Quando se pensa em motosserra, a imagem que vem à mente é a de uma ferramenta para derrubar árvores ou processar madeira. No entanto, o instrumento foi inventado originalmente para outra finalidade. O objetivo era a resolução de um problema médico gravíssimo: partos complicados quando o bebê ficava preso no canal de parto.
Antes do século 20, o parto era uma experiência potencialmente fatal para mulheres. Sem antibióticos, anestesia moderna ou práticas básicas de higiene, complicações durante o trabalho de parto podiam levar à morte. A cesariana era raramente considerada porque a infecção pós-operatória era praticamente inevitável e fatal para mãe ou bebê, deixando os médicos diante de escolhas impossíveis.
A solução radical do século 18
Na década de 1770, o médico francês Jean-René Sigault desenvolveu uma alternativa drástica: separar cirurgicamente a articulação pélvica para ampliar a abertura pelo qual o bebê deveria passar. O procedimento, chamado sinfisiotomia, foi testado em outubro de 1777 em Madame Souchot, uma mulher de 40 anos cuja pelve contraída por raquitismo havia impedido quatro partos anteriores.

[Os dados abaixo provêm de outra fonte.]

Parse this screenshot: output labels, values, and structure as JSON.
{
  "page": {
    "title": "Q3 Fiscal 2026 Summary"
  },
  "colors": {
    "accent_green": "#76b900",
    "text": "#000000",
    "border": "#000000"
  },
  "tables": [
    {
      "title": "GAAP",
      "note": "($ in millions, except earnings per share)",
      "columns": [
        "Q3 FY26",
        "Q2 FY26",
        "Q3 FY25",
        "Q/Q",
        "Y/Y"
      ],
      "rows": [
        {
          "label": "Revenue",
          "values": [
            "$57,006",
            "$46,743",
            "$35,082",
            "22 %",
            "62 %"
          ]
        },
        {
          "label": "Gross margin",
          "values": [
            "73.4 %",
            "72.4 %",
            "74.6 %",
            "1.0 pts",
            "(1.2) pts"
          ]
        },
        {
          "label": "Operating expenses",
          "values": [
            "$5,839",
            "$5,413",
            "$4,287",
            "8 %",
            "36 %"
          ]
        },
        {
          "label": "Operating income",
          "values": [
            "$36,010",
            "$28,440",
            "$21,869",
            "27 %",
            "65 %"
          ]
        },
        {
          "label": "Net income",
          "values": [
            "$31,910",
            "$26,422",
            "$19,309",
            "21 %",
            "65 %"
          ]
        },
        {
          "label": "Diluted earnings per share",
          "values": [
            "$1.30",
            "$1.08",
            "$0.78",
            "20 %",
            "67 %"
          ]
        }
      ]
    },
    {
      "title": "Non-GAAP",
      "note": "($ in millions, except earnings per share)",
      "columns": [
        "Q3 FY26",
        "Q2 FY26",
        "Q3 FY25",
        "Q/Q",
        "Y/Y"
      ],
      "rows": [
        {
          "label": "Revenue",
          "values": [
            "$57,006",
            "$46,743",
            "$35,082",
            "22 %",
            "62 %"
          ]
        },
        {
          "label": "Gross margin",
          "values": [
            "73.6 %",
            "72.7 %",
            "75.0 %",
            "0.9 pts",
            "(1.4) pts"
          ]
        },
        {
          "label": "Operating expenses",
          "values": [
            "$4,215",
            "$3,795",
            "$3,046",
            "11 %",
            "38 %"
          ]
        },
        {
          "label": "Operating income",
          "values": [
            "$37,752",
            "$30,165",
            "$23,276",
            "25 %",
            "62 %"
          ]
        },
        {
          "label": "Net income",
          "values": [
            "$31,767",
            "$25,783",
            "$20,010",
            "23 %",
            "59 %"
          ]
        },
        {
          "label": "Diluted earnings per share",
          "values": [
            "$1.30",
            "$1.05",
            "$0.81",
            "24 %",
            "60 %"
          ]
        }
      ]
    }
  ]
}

Sigault cortou a articulação pública de Souchot, e tanto a mãe quanto o bebê sobreviveram — um sucesso que se tornou rotina para mulheres com essa complicação obstétrica. O procedimento inicial era de fato perturbador, mas representou um avanço fundamental na história da obstetrícia, conforme explicou Anthony Tizzano, obstetra-ginecologista que mantém uma das maiores coleções privadas de artefatos médicos dos Estados Unidos.
Da sala de cirurgia para as florestas
As engenhocas de corte cirúrgicas do século 18 evoluíram ao longo de décadas. Em 1830, o técnico ortopédico alemão Bernhard Heine adaptou o conceito para uso médico, criando o osteótomo — literalmente, “cortador de osso” — um dispositivo menor que as motos serras modernas, acionado manualmente pelo giro de uma alavanca para mover a corrente com dentes de corte.
No início do século 20, pesquisadores perceberam que o mecanismo de corte tinha potencial industrial. Enquanto serrarias já usavam grandes serras circulares e de fita para processar madeira, o trabalho de derrubar árvores permanecia perigoso e lento, realizado com machados, uma tarefa que exigia muita coordenação e persistência.
Em 1926, Andreas Stihl patenteou a primeira motosserra elétrica colocada em linha de produção, um modelo pesado de 116 quilos que marcou o começo da era moderna da ferramenta. Tropas levaram o modelo para a Europa em 1941, quando a máquina começou a transformar definitivamente a indústria florestal.
O que começou como solução para um problema obstétrico virou uma das máquinas mais importantes para exploração de recursos naturais, revolucionando a forma como a humanidade colhe madeira — uma origem que poucos associam aos partos difíceis do século 18.